Sebenarnya kan game itu wajar dimainkan ya. Game online atau offline itu juga nggak semuanya tidak mendidik. Banyak juga gim yang bisa membuat kognitif itu lebih berkembang, seperti gim untuk strategi, atau gim yang bisa mendidik.

Kemudian bisa juga gim yang mengajarkan tentang warna-warna, mengajarkan tentang bentuk-bentuk. Jadi nggak kemudian semua game itu kita bilang berbahaya.

Jadi artinya, ini menjadi suatu hal yang ada pertentangan juga. Apakah benar-benar ada gaming disorder? Ada nggak sih kecanduan gim? Jangan-jangan itu over diagnosis atau berlebihan saja.

Jadi sebenarnya kalau kecanduan narkoba, kan ada zat yang masuk ke dalam tubuh, kemudian zat itu berikatan dengan reseptor otak. Lalu reseptor otak menjadi terbiasa untuk berikatan dengan zat tersebut. Kalau misalnya zat tersebut nggak ada, maka reseptor otak seperti kelaparan, sehingga mengumpulkan gejala-gejala putus zat.

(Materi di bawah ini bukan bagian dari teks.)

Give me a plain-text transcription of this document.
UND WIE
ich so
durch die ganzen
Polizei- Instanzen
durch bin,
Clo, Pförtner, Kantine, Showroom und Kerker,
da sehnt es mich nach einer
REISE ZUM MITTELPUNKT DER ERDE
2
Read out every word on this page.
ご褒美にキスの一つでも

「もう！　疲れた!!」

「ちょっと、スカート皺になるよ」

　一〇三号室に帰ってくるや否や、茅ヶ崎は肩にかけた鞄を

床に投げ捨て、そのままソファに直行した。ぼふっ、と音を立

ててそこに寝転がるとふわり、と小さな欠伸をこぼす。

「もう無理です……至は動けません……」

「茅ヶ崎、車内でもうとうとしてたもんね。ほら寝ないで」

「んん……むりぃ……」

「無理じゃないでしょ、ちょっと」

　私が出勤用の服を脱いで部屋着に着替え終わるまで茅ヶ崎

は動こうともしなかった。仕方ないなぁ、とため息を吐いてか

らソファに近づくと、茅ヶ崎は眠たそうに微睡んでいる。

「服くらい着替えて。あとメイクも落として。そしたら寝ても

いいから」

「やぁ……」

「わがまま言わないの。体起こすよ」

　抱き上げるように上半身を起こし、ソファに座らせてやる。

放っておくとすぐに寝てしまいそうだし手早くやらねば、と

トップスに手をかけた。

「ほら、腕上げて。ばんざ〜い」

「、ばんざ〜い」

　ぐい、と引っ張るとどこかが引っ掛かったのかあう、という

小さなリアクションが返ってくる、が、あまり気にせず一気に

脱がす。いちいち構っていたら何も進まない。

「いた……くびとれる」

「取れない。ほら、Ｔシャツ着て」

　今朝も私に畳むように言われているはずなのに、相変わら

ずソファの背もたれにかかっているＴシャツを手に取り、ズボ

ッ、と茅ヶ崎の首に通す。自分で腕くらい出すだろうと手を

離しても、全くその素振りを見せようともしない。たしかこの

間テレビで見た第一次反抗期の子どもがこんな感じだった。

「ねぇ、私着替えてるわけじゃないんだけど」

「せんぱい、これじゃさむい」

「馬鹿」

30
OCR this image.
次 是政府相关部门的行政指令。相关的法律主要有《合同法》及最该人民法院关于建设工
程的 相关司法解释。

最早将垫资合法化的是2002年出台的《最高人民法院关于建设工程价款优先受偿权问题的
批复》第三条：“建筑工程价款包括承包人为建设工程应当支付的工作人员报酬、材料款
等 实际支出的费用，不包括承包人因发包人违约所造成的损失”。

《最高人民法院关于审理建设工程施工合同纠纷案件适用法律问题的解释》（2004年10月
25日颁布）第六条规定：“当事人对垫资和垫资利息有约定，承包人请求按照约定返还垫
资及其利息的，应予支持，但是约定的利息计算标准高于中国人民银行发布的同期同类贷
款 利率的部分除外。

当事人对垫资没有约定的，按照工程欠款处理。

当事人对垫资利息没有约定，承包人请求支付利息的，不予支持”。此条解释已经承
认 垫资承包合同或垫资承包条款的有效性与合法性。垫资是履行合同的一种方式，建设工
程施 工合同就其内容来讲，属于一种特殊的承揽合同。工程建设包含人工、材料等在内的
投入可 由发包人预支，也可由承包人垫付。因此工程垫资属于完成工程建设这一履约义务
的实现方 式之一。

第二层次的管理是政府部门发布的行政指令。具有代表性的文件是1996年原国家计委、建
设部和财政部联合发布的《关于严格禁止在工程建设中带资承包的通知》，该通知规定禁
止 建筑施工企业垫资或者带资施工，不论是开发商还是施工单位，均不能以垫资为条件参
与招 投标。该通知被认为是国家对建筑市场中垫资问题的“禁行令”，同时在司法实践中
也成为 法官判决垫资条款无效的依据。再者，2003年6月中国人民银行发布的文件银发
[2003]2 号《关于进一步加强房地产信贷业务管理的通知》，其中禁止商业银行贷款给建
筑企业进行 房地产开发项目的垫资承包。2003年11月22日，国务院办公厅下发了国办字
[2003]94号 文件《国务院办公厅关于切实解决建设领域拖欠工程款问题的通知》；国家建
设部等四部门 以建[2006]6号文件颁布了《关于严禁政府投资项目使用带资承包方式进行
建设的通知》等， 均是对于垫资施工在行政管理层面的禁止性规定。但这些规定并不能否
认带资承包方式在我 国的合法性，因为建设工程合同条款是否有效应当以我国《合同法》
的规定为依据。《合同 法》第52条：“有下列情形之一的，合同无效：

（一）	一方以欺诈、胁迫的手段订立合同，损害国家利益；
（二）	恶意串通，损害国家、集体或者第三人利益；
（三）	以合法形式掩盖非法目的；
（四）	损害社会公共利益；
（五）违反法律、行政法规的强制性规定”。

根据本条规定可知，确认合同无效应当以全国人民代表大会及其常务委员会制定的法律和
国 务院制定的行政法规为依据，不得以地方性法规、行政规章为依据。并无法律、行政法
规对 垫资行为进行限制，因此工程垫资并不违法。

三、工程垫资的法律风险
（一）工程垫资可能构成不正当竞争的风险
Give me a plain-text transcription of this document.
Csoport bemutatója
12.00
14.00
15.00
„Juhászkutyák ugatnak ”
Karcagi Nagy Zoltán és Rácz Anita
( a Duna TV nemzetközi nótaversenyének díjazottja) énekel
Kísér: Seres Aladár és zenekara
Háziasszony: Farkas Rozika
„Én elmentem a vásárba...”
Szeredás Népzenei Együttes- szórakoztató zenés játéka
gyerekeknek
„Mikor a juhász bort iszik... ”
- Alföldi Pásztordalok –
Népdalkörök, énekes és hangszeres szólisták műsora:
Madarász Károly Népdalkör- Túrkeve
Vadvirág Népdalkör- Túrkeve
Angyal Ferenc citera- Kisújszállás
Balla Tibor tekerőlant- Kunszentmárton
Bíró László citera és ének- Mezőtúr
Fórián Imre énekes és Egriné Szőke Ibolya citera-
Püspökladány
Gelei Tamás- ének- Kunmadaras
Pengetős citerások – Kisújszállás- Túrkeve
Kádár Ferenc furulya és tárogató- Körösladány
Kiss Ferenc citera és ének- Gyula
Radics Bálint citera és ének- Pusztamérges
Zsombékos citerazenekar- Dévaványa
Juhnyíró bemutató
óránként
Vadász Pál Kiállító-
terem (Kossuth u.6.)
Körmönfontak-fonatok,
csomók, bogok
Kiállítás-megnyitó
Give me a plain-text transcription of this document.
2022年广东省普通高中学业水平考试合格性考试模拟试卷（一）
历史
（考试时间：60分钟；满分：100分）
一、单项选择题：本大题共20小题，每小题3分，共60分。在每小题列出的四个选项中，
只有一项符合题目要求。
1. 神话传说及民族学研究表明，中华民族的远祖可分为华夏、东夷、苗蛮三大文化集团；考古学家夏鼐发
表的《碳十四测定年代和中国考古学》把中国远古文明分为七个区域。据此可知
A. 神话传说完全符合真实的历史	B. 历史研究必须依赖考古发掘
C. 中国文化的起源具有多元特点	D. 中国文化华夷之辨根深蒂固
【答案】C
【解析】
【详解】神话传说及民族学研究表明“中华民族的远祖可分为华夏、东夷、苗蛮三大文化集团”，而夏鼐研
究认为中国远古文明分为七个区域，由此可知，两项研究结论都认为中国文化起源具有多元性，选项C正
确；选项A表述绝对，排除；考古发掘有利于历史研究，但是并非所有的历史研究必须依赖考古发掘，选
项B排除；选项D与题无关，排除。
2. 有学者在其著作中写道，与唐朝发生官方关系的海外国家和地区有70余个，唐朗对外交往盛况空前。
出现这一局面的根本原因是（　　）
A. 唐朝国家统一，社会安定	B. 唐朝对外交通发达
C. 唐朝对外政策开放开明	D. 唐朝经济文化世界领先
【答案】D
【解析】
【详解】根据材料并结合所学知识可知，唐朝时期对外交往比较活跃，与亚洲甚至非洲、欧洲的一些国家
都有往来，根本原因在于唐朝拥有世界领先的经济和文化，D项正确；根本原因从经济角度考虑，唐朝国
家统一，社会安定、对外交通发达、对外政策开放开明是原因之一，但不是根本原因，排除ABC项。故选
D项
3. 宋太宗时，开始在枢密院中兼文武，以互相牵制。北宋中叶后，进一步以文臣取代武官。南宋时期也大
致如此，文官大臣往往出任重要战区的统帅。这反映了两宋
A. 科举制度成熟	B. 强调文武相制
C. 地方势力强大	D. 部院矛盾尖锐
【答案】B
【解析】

Tapi kalau misalnya gim, kan nggak ada apa-apa yang masuk ke dalam tubuh. Jadi apakah ini suatu over diagnosis/berlebihan? Tapi ternyata dari berbagai kasus yang berkembang, terutama di Korea, Jepang, dan China, menunjukkan bahwa benar ada kasus-kasus yang menunjukkan gejala-gejala yang mirip dengan kecanduan drugs dari games itu.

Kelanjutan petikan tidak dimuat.